В этом свете что-то в лице его собеседника показалось Козинцеву неправильным. Свечение Осколков проникало сквозь кожу лица, обнажая истинную суть спрятанного под человечьей личиной существа.
Человеком это существо не было.
«Вот и славно, – с невольным облегчением подумал Козинцев. – Хватит уже убивать только своих».
Щеголь нечеловечески плавным жестом снял с хищно заостренного носа пенсне и взглянул на Козинцева в упор.
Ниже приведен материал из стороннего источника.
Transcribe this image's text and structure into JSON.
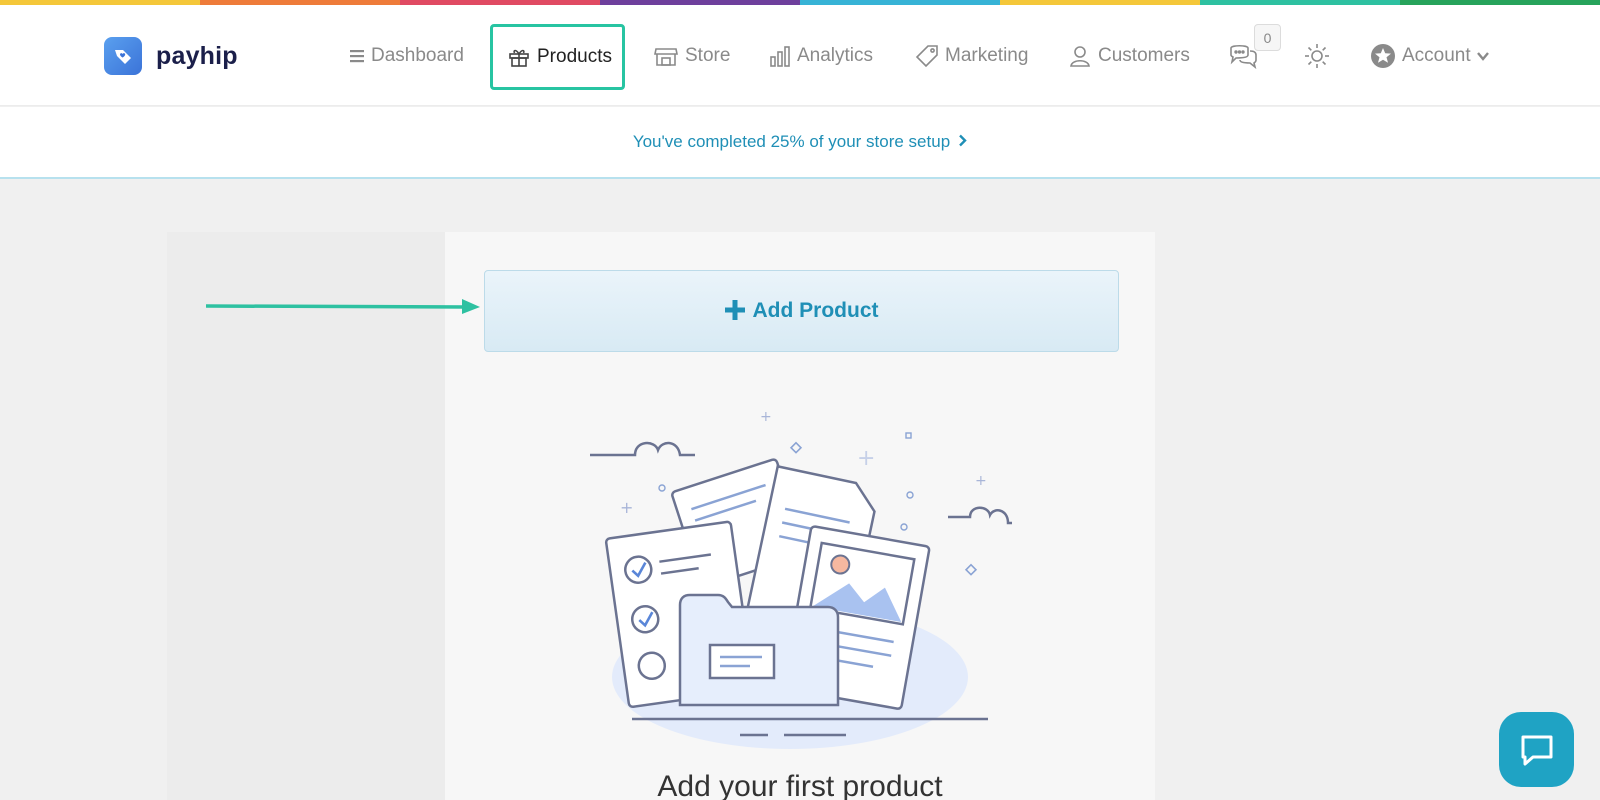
{
  "rainbow_colors": [
    "#f4c73a",
    "#ee7b3a",
    "#e04a63",
    "#6e3f9c",
    "#37b3d6",
    "#f4c73a",
    "#2ec1a1",
    "#27a35b"
  ],
  "brand": {
    "name": "payhip",
    "logo_icon": "heart-tag-icon"
  },
  "nav": {
    "dashboard": {
      "label": "Dashboard",
      "icon": "menu-icon"
    },
    "products": {
      "label": "Products",
      "icon": "gift-icon"
    },
    "store": {
      "label": "Store",
      "icon": "store-icon"
    },
    "analytics": {
      "label": "Analytics",
      "icon": "bar-chart-icon"
    },
    "marketing": {
      "label": "Marketing",
      "icon": "tag-icon"
    },
    "customers": {
      "label": "Customers",
      "icon": "user-icon"
    },
    "messages": {
      "icon": "chat-bubbles-icon",
      "count": "0"
    },
    "theme": {
      "icon": "sun-icon"
    },
    "account": {
      "label": "Account",
      "icon": "star-badge-icon",
      "chevron": "❯"
    }
  },
  "setup_banner": {
    "text": "You've completed 25% of your store setup",
    "progress_percent": 25
  },
  "main": {
    "add_product_label": "Add Product",
    "add_product_icon": "plus-icon",
    "empty_title": "Add your first product"
  },
  "colors": {
    "accent": "#1f8fb6",
    "highlight": "#27c4a2",
    "chat": "#1fa3c4"
  },
  "chat_widget": {
    "icon": "speech-bubble-icon"
  }
}
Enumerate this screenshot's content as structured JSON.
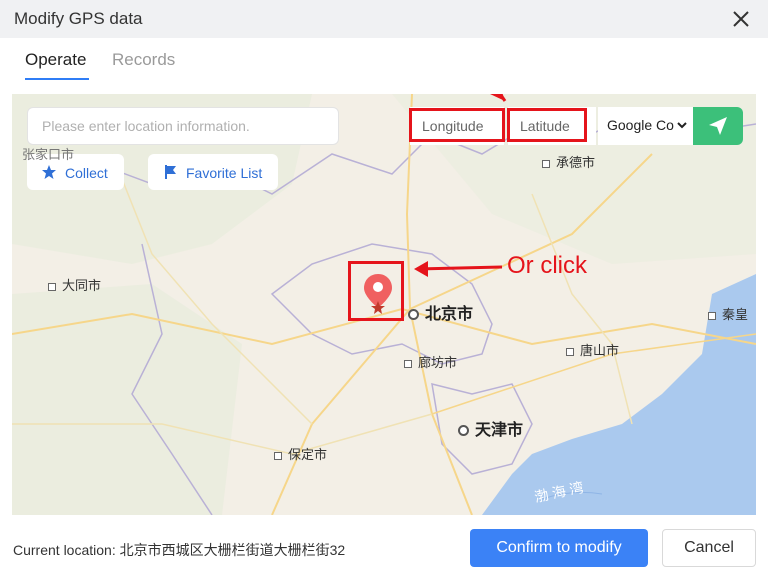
{
  "dialog": {
    "title": "Modify GPS data"
  },
  "tabs": [
    {
      "label": "Operate"
    },
    {
      "label": "Records"
    }
  ],
  "toolbar": {
    "search_placeholder": "Please enter location information.",
    "longitude_placeholder": "Longitude",
    "latitude_placeholder": "Latitude",
    "map_provider": "Google Co",
    "collect_label": "Collect",
    "favorite_label": "Favorite List"
  },
  "map": {
    "annotation": "Or click",
    "cities": {
      "beijing": "北京市",
      "tianjin": "天津市",
      "datong": "大同市",
      "chengde": "承德市",
      "langfang": "廊坊市",
      "tangshan": "唐山市",
      "baoding": "保定市",
      "qinhuang": "秦皇",
      "zhangjiakou": "张家口市",
      "bohai": "渤 海 湾"
    }
  },
  "footer": {
    "current_location_label": "Current location: ",
    "current_location_value": "北京市西城区大栅栏街道大栅栏街32",
    "confirm_label": "Confirm to modify",
    "cancel_label": "Cancel"
  },
  "colors": {
    "accent": "#3b82f6",
    "send": "#3cc07a",
    "highlight": "#e5141b",
    "sea": "#aac9ee",
    "land": "#f3efe6"
  }
}
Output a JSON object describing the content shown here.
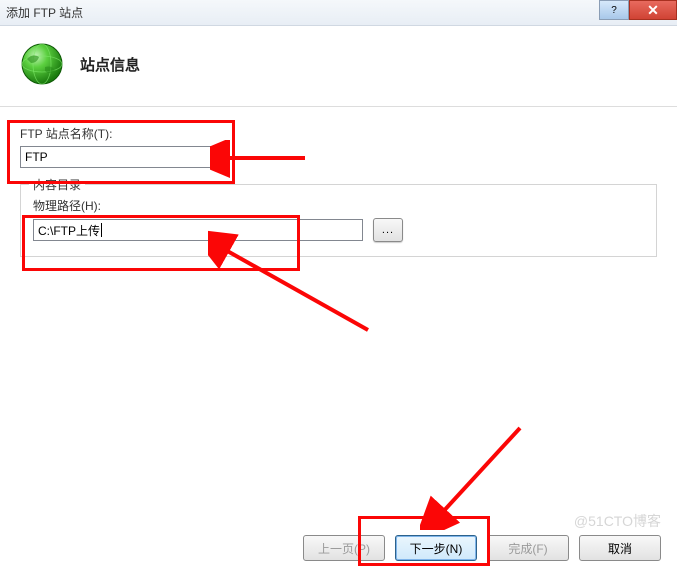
{
  "window": {
    "title": "添加 FTP 站点",
    "help_glyph": "?",
    "close_glyph": "✕"
  },
  "header": {
    "page_title": "站点信息"
  },
  "fields": {
    "site_name_label": "FTP 站点名称(T):",
    "site_name_value": "FTP"
  },
  "content_dir": {
    "group_title": "内容目录",
    "path_label": "物理路径(H):",
    "path_value": "C:\\FTP上传",
    "browse_label": "..."
  },
  "buttons": {
    "prev": "上一页(P)",
    "next": "下一步(N)",
    "finish": "完成(F)",
    "cancel": "取消"
  },
  "watermark": "@51CTO博客",
  "annotation": {
    "color": "#fb0606"
  }
}
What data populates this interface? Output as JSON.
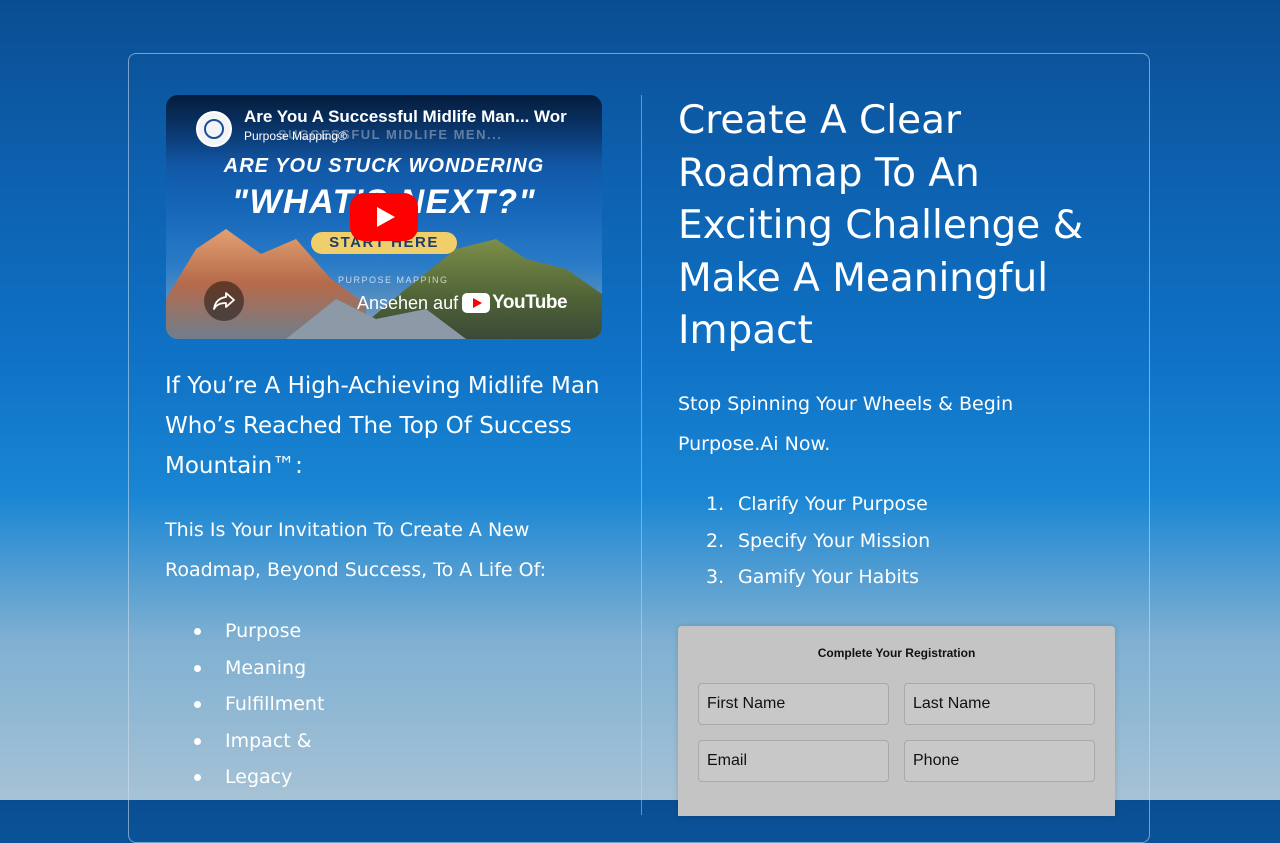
{
  "video": {
    "title": "Are You A Successful Midlife Man... Wor",
    "channel": "Purpose Mapping®",
    "overlay_ghost": "SUCCESSFUL MIDLIFE MEN...",
    "headline_1": "ARE YOU STUCK WONDERING",
    "headline_2": "\"WHAT'S NEXT?\"",
    "start_label": "START HERE",
    "brand": "PURPOSE MAPPING",
    "watch_on": "Ansehen auf",
    "youtube_word": "YouTube"
  },
  "left": {
    "heading": "If You’re A High-Achieving Midlife Man Who’s Reached The Top Of Success Mountain™:",
    "subheading": "This Is Your Invitation To Create A New Roadmap, Beyond Success, To A Life Of:",
    "bullets": [
      "Purpose",
      "Meaning",
      "Fulfillment",
      "Impact &",
      "Legacy"
    ]
  },
  "right": {
    "heading": "Create A Clear Roadmap To An Exciting Challenge & Make A Meaningful Impact",
    "subheading": "Stop Spinning Your Wheels & Begin Purpose.Ai Now.",
    "steps": [
      {
        "num": "1.",
        "label": "Clarify Your Purpose"
      },
      {
        "num": "2.",
        "label": "Specify Your Mission"
      },
      {
        "num": "3.",
        "label": "Gamify Your Habits"
      }
    ]
  },
  "form": {
    "title": "Complete Your Registration",
    "first_name": "First Name",
    "last_name": "Last Name",
    "email": "Email",
    "phone": "Phone"
  }
}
Зрачки его были вертикальными щелями в янтарном разливе радужек. Губы, раздвинувшись в улыбке, обнажили четыре ровных ряда мелких, очень острых зубов. Эмаль на них была бледно-сиреневого цвета.
– Вы приятный собеседник, господин Козинцев. Мне жаль, что придется вас убить. Ничего личного. Большая честь для меня – сойтись с вами в поединке.
– А уж я-то как рад, – буркнул себе под нос Козинцев.
– Не найдется ли закурить? – бархатным голосом произнес вдруг попугай. Козинцев машинально полез в карман за пахитосами – и в это же мгновение с леденящей отчетливостью понял, что пал жертвой социальных протоколов. «Отличный способ усыпить недреманную бдительность гальдраставов!» – успел подумать Козинцев.
Попугай, который вовсе не был настоящим попугаем, дурным голосом заорал, захлопал крыльями и попытался вцепиться Козинцеву в лицо, в то время как его хозяин змеиным движением скользнул рукой в боковой карман своего сюртука. Козинцев отпрянул, ушел от хлесткого удара кастетом и ударил «денди» основанием ладони в кадык. Блок поставить тот не успел; его лицо мгновенно налилось синюшным багрянцем, рот распахнулся в попытке сделать вдох. Потеряв равновесие, он отшагнул назад, упершись поясницей в ограждение площадки, и вскинул руки, прикрывая лицо и корпус от новой атаки.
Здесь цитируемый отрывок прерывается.